I told her that I needed to get the overdraft charge reversed since I do not have overdraft protection on the account and I never agreed to that fee. After a few semi-polite rounds of circular logic and her insisting that they had done me a favor by processing this charge, I realized they intended to make this fee stick. I figured it was time to pay out, say goodbye and move on. I told her I was going to close my account today. She stated that they didn’t want to lose me as a customer over an overdraft fee. I responded that if that were the case she was more than welcome to reverse it. She turned that down and I repeated my desire to close my account.
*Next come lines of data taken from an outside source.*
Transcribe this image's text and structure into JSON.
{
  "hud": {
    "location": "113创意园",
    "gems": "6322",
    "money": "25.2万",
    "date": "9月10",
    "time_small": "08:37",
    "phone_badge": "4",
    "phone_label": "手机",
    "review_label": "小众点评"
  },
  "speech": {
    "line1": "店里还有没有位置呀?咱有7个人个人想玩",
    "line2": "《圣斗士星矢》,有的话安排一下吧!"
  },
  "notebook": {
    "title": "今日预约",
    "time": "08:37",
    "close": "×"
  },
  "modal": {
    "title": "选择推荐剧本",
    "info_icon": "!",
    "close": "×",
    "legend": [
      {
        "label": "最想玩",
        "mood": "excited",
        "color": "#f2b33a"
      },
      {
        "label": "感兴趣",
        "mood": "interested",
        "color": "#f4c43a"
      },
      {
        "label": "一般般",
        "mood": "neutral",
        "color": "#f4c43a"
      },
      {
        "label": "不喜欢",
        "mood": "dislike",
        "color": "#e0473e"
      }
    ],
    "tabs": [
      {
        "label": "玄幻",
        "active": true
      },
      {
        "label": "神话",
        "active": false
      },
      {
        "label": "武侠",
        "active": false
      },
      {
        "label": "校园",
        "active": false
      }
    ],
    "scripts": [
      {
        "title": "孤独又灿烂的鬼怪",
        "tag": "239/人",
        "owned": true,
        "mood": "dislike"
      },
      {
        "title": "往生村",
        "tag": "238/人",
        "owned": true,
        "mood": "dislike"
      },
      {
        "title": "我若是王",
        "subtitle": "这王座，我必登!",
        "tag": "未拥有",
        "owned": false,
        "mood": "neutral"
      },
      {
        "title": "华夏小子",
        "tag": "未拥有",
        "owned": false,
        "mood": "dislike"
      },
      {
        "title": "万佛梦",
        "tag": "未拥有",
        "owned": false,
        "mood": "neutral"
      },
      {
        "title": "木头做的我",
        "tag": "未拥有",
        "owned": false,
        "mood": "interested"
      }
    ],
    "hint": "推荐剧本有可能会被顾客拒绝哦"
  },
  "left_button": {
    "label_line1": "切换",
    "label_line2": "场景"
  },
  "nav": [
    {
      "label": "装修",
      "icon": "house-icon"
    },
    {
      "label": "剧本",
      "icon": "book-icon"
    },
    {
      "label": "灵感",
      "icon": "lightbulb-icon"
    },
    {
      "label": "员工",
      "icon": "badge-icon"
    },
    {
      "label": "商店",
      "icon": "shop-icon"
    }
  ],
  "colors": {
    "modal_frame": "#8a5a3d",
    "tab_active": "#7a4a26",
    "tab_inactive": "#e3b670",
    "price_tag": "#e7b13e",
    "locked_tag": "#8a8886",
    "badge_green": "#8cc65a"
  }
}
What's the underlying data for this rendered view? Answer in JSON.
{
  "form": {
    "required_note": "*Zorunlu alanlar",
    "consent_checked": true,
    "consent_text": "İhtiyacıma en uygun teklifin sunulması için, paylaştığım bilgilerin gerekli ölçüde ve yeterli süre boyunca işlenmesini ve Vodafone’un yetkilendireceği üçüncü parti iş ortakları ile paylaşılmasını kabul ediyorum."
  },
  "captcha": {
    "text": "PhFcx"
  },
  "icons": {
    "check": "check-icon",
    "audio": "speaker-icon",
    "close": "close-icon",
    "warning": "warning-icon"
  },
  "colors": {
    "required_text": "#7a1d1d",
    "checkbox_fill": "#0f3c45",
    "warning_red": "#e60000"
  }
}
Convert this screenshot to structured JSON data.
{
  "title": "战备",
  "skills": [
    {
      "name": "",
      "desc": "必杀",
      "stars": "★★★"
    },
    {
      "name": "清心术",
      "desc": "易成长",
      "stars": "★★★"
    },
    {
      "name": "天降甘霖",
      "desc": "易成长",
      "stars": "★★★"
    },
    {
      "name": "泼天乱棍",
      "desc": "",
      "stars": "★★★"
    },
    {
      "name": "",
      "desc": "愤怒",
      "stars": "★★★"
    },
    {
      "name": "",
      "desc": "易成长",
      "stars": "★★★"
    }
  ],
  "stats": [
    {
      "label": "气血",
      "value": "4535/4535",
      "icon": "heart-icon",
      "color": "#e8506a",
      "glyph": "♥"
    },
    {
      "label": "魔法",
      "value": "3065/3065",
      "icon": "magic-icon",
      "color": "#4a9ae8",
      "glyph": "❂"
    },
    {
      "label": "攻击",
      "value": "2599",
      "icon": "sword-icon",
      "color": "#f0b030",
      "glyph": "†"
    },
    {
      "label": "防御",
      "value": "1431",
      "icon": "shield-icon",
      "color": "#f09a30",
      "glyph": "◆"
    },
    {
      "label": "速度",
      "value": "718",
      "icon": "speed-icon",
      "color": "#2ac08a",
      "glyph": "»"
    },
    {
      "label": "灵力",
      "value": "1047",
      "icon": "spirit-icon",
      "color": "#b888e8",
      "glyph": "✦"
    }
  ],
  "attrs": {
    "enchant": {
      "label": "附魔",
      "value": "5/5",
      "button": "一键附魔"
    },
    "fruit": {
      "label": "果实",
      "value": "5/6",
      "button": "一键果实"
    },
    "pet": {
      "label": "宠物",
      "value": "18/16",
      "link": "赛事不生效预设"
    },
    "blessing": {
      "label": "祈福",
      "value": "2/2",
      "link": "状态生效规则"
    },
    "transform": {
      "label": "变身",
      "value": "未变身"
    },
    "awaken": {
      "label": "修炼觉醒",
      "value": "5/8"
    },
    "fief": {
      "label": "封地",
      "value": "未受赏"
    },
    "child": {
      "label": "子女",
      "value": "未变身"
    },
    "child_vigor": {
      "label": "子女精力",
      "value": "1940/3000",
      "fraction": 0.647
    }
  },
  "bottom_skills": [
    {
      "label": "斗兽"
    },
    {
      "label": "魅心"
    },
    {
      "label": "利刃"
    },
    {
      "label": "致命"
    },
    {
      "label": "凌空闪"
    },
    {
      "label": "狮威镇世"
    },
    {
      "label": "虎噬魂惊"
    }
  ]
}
She asked for my Wells Fargo debit card, my ID and a deposit to cover the negative balance so I gave her the card, ID and cash along with both keys to my now-empty safe deposit box. She opened the box and remarked “Oh, it’s empty.” She left with the ID, card and cash then returned a few minutes later. At this point, they stationed what had to be the biggest male employee in the building about 10 feet behind my chair where he remained for the remainder of my stay. It was laughable. She then left the desk with my keys to “get my safe deposit box rental agreement.” She returned with the agreement and the box. It was rather unnerving to know that she accessed my box without me, so I was glad I had emptied it on my own accord before speaking to her.
At this point, things get weird. She tells me that I am owed a $20 deposit on the keys, but since my account is closed they will send me a check. I asked for cash, since I had just paid her in the same. She stated I should expect the check in 2-4 weeks and I would not be getting cash.
I had enough and I let her know in no uncertain terms(and an elevated volume) that:
Her bank had charged me a fee(likely in violation of the law) that I had not agreed to;
She had refused to reverse that unwarranted fee;
She had accessed my safe deposit box without me present;
She knew I was closing my account and box today and easily could have applied the $20 key deposit to satisfy a good part of the negative balance(due to the above mentioned fee) but chose not to;
I expected a document or receipt that showed I was owed the $20 fee and would be receiving a check.
I was told no such document would be made available to me and that since I no longer had business with the bank that I should leave immediately. Good thing I got my parking validated on the way in.
We’ll see if that check shows up.
Letting go is hard. But at Wells Fargo, apparently logic is harder.